# Insurance - vendors I tried



## RockyK (May 21, 2003)

I've tried all the vendors below with the following criteria.

35yrs old, living South London, Married, R34 GTR Vspec, 2000.

http://www.its4me.co.uk/ - Server failed there end just before giving me the quote! 

http://www.norwichunion.com/cgi-bin/tracking.pl?barea=nud-motor&source=ZV28 - Will not insure Imported Cars!  

http://www.churchill.com/site/Car_GetQuote.htm?Media_Code=INT053 - Will not insure Imported Cars! 

http://www.morethan.com/ - Couldn't get the site working.

http://www.ukcarinsurancedirectory.co.uk/tracker/findurl.asp?ID=306 - Will not insure Imports.

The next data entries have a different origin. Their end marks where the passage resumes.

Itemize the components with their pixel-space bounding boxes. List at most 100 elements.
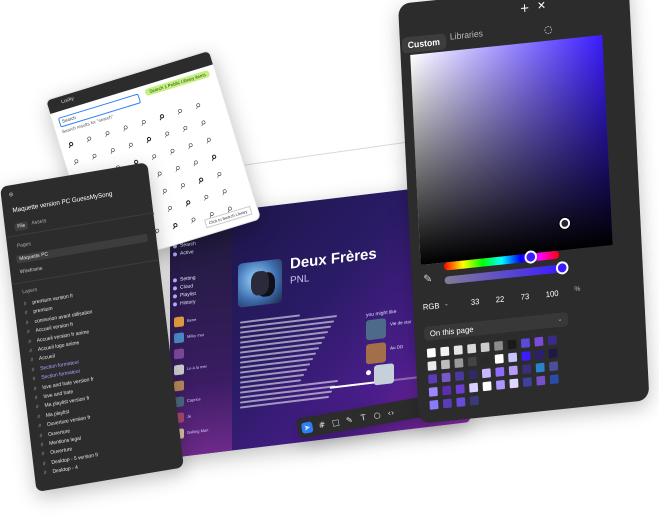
search-icon[interactable]: ⌕ — [168, 143, 178, 158]
color-swatch[interactable] — [454, 358, 464, 368]
search-icon[interactable]: ⌕ — [178, 178, 188, 193]
blue-value[interactable]: 73 — [521, 292, 530, 302]
color-swatch[interactable] — [508, 352, 518, 363]
hue-handle[interactable] — [524, 249, 538, 265]
search-icon[interactable]: ⌕ — [71, 154, 81, 169]
search-icon[interactable]: ⌕ — [191, 155, 201, 170]
color-swatch[interactable] — [549, 361, 559, 372]
search-icon[interactable]: ⌕ — [157, 109, 167, 124]
color-swatch[interactable] — [429, 399, 439, 410]
doc-colors-select[interactable]: On this page ⌄ — [423, 312, 569, 341]
shape-icon[interactable]: □ — [330, 417, 340, 427]
search-icon[interactable]: ⌕ — [196, 172, 206, 187]
color-swatch[interactable] — [440, 346, 450, 357]
tab-libraries[interactable]: Libraries — [450, 28, 484, 41]
frame-icon[interactable]: # — [317, 419, 327, 430]
search-icon[interactable]: ⌕ — [90, 148, 100, 163]
code-icon[interactable]: ‹› — [386, 407, 396, 417]
suggestion-thumb[interactable] — [374, 363, 394, 386]
tab-file[interactable]: File — [14, 221, 29, 232]
color-swatch[interactable] — [481, 355, 491, 366]
search-icon[interactable]: ⌕ — [186, 138, 196, 153]
color-swatch[interactable] — [535, 362, 545, 373]
color-swatch[interactable] — [495, 379, 506, 390]
search-icon[interactable]: ⌕ — [66, 137, 76, 152]
pen-icon[interactable]: ✎ — [344, 415, 354, 425]
color-swatch[interactable] — [507, 339, 517, 350]
search-icon[interactable]: ⌕ — [121, 120, 131, 135]
alpha-value[interactable]: 100 — [545, 289, 558, 299]
plus-icon[interactable]: + — [519, 0, 529, 15]
color-swatch[interactable] — [522, 377, 532, 387]
color-swatch[interactable] — [521, 351, 531, 361]
color-swatch[interactable] — [468, 369, 478, 380]
search-icon[interactable]: ⌕ — [180, 121, 190, 136]
color-swatch[interactable] — [508, 365, 518, 376]
color-swatch[interactable] — [467, 356, 477, 367]
color-swatch[interactable] — [480, 342, 490, 353]
search-icon[interactable]: ⌕ — [173, 161, 183, 176]
file-title[interactable]: Maquette version PC GuessMySong — [12, 191, 113, 215]
suggestion-thumb[interactable] — [366, 318, 386, 341]
search-icon[interactable]: ⌕ — [204, 132, 214, 147]
sv-handle[interactable] — [559, 217, 571, 230]
saturation-value-area[interactable] — [410, 35, 613, 265]
blend-icon[interactable]: ◌ — [544, 24, 553, 36]
color-swatch[interactable] — [481, 368, 491, 379]
color-swatch[interactable] — [441, 372, 451, 383]
color-swatch[interactable] — [482, 381, 492, 392]
color-swatch[interactable] — [520, 338, 530, 348]
search-icon[interactable]: ⌕ — [108, 143, 118, 158]
color-swatch[interactable] — [534, 336, 544, 347]
color-swatch[interactable] — [442, 385, 452, 396]
color-swatch[interactable] — [440, 359, 450, 370]
search-icon[interactable]: ⌕ — [162, 126, 172, 141]
color-swatch[interactable] — [548, 348, 558, 359]
color-swatch[interactable] — [534, 349, 545, 360]
color-swatch[interactable] — [522, 364, 532, 374]
color-swatch[interactable] — [495, 366, 505, 377]
color-swatch[interactable] — [427, 360, 437, 371]
color-swatch[interactable] — [455, 384, 465, 394]
color-swatch[interactable] — [442, 398, 452, 409]
search-icon[interactable]: ⌕ — [139, 114, 149, 129]
color-swatch[interactable] — [494, 353, 504, 364]
color-swatch[interactable] — [453, 345, 463, 355]
search-icon[interactable]: ⌕ — [202, 189, 212, 204]
color-swatch[interactable] — [536, 375, 546, 386]
close-icon[interactable]: ✕ — [537, 0, 547, 13]
search-icon[interactable]: ⌕ — [175, 103, 185, 118]
opacity-handle[interactable] — [555, 260, 569, 275]
text-icon[interactable]: T — [358, 412, 368, 422]
search-icon[interactable]: ⌕ — [160, 183, 170, 198]
color-model-select[interactable]: RGB — [423, 301, 440, 312]
color-swatch[interactable] — [455, 371, 465, 381]
color-swatch[interactable] — [469, 395, 479, 406]
search-icon[interactable]: ⌕ — [149, 149, 159, 164]
page-item[interactable]: Wireframe — [20, 266, 43, 276]
color-swatch[interactable] — [426, 347, 436, 358]
tab-custom[interactable]: Custom — [401, 33, 447, 54]
figma-menu-icon[interactable]: ⊕ — [8, 191, 13, 199]
search-icon[interactable]: ⌕ — [189, 212, 199, 227]
tab-assets[interactable]: Assets — [31, 218, 47, 226]
color-swatch[interactable] — [509, 378, 519, 389]
search-icon[interactable]: ⌕ — [199, 115, 209, 130]
green-value[interactable]: 22 — [496, 295, 505, 305]
color-swatch[interactable] — [549, 374, 559, 385]
search-icon[interactable]: ⌕ — [144, 132, 154, 147]
search-icon[interactable]: ⌕ — [165, 201, 175, 216]
color-swatch[interactable] — [428, 373, 438, 384]
suggestion-thumb[interactable] — [366, 342, 386, 365]
color-swatch[interactable] — [456, 397, 466, 407]
search-icon[interactable]: ⌕ — [220, 184, 230, 199]
red-value[interactable]: 33 — [471, 297, 480, 307]
search-icon[interactable]: ⌕ — [170, 218, 180, 233]
move-icon[interactable]: ➤ — [300, 420, 314, 434]
search-icon[interactable]: ⌕ — [214, 167, 224, 182]
color-swatch[interactable] — [467, 343, 477, 354]
page-item[interactable]: Maquette PC — [16, 233, 149, 264]
comment-icon[interactable]: ○ — [372, 410, 382, 420]
search-icon[interactable]: ⌕ — [209, 149, 219, 164]
search-icon[interactable]: ⌕ — [103, 126, 113, 141]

http://www.ukcarinsurancedirectory.co.uk/tracker/findurl.asp?ID=42 - Quoted: * £2231.04 *

http://www.ukcarinsurancedirectory.co.uk/tracker/findurl.asp?ID=83 - Can't remember!!  

http://www.elephant.co.uk/ - errors on the page... someone else give it a go!

http://theaa.com/ - no grey import cover!

http://www.admiral.com/ - We are unable to provide a quote for you because of the following reasons: We are experiencing technical difficulties, please call us 

http://uk.directline.com/dl/directline.jsp - Best quote so far! *£1408* with £100 excess! NOT BAD At all!


had enough!

Here is a list of many U.K. insurance companies, if you need it!
http://www.ukcarinsurancedirectory.co.uk/directory/directorydetail.asp?cat=Car+Insurance+UK


----------



## Alan (Jul 1, 2001)

Call A-Plan in Thatcham 

A-Plan Insurance
Chapel Court
Thatcham
Berks

RG18 4QL

Tel: 01635 874646 
Fax: 01635 873776 



Never failed me yet 

Best regards Alan


----------



## RockyK (May 21, 2003)

cheers mate!


----------